In the meantime, some provincial and municipal governments have been pumping up their economic expansion as before, even as the national GDP growth rate for the year is expected to slow to around 7.6 percent.

Tianjin municipality and Guizhou province both reported GDP growth of 12.6 percent for the first three quarters of 2013, while Chongqing municipality recorded 12.4 percent, China Daily said.

The results suggest that the forces of old-fashioned development and new-style sustainable development are pulling in opposite directions, not only at provincial and local levels but also within the party and the central government itself.

The party circular also conveys conflict because it groups environmental assessment together with employment, which is usually associated with economic growth.

Although the government has pledged to rebalance the economy, it is unclear whether it will crack down on the provinces that are still outpacing the national average by wide margins.

"People are wondering about how much rebalancing they're going to be doing because they're anxious about the slowing down," Dittmer said.

Commitment to reform?

At the national level, economic growth policies appear split.
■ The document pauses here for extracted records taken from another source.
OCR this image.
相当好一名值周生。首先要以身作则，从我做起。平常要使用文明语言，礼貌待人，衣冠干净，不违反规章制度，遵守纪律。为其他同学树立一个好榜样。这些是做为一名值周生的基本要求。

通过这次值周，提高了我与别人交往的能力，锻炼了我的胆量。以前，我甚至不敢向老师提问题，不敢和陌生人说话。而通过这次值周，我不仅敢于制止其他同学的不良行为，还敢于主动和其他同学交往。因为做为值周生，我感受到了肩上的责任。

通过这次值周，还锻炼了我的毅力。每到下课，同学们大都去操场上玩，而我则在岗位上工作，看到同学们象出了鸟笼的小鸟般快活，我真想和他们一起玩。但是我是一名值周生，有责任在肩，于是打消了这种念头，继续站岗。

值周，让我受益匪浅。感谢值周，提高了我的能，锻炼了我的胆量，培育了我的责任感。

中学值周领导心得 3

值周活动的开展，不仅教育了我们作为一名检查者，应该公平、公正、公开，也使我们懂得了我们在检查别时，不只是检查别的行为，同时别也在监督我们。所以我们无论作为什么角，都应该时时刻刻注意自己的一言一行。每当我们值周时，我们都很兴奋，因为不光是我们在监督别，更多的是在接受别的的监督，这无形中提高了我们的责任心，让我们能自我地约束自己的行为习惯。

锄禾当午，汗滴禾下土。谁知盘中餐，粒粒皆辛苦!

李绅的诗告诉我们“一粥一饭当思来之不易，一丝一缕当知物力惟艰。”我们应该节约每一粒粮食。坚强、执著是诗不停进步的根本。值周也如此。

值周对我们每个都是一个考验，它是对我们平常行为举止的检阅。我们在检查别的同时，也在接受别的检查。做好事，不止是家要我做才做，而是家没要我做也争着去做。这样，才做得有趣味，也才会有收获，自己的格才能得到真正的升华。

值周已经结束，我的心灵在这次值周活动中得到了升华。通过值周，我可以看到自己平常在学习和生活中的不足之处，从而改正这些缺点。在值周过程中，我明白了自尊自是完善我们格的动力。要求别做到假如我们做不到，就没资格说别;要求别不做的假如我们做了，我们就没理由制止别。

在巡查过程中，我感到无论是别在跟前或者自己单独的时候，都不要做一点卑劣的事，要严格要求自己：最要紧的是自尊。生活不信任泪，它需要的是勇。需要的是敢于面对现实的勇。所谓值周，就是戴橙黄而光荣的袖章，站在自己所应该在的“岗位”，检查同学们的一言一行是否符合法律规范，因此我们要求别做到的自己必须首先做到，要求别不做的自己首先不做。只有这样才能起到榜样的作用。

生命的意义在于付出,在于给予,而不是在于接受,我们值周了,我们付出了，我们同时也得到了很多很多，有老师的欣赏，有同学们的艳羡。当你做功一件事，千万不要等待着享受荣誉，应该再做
While the plenum declared a "decisive" role for the market, it did not back away from supporting state-owned enterprises (SOEs).

"They're in a transitional phase with the new leadership, and Xi wants to make big reforms, but his own commitment to reform is also ambiguous," Dittmer said.

Local officials may have trouble in interpreting the new national policies for advancing their careers after decades of relying on high-growth imperatives.

One problem is that economic growth may be easier to measure than environmental protection, even though the accuracy of local economic data has been frequently challenged by the National Bureau of Statistics (NBS).

"GDP is nice and quantitative. You can put a number on it," said Dittmer. "It's hard to put a number on smog."

Although China's cities have started issuing regular reports on smog-forming particulates known as PM 2.5, the pollution may drift over regional borders, making local responsibility for the problems unclear.